Elle ne veut pas parler de son travail, de ses conditions de vie ou même du programme scolaire. Elle n’a jamais dit quand elle revient pour visiter. Je vis dans la peur parce que le gouvernement est maman de l’ensemble du programme. Je ne sais pas quoi faire maintenant.
Ruzvidzo Masambaasiyana: « J’ai l’impression d’avoir vendu ma fille dans l’esclavage »
J’ai 55 ans, je vis à Harare et ma fille a 20 ans en janvier de l’année prochaine. J’ai entendu parler de ce programme d’un ami, un employé du gouvernement principal, qui m’a demandé si je voulais que ma fille étudie en Russie. J’ai donc facilité le processus.
Quand elle est partie pour la Russie, je sentais que mon lien avec ceux des bureaux supérieurs avait maintenant payé. Je n’étais pas inquiet avant de lire et de regarder les nouvelles disant qu’ils fabriquaient des drones utilisés dans la guerre contre l’Ukraine.
J’ai essayé de lui en parler lorsqu’elle m’a appelé pour la dernière fois en avril, mais elle m’a écarté et m’a dit que je ne devrais pas toujours croire ce que je regarde à la télévision ou lu dans les journaux.
Je suis maintenant inquiet car elle ne communique plus. Elle ne m’a jamais envoyé rien, mais je ne m’inquiète pas qu’elle m’envoie de l’argent ou non, tant qu’elle est en sécurité.

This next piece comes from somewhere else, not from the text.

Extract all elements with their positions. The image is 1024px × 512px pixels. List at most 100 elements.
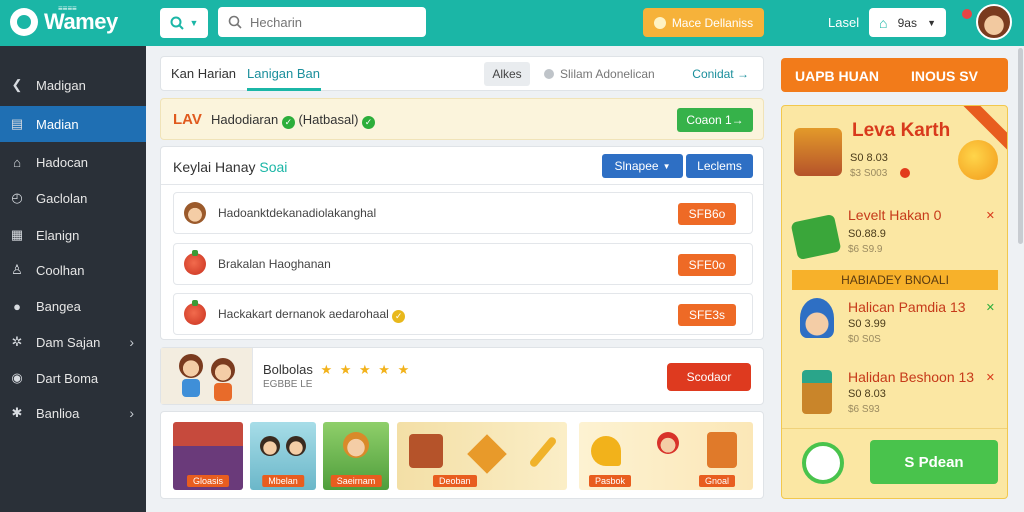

J’ai approché mon ami, l’employé du gouvernement, sur la question, et il a plaisanté en disant que je devais «arrêter d’attendre un époux de la Russie». Il ne m’a plus jamais parlé du programme, et elle n’en parle pas non plus. Je ne lui fais plus confiance. Je veux que ma fille revienne, mais je ne peux rien y faire. J’ai l’impression d’avoir vendu ma fille dans l’esclavage.
Tous les noms ont été modifiés à des fins de sécurité.
Zam exprime ses remerciements à Deutsche Welle et Garikai Mafirakureva pour leur collaboration.
Cet article a été publié pour la première fois par Zam Magazine ici.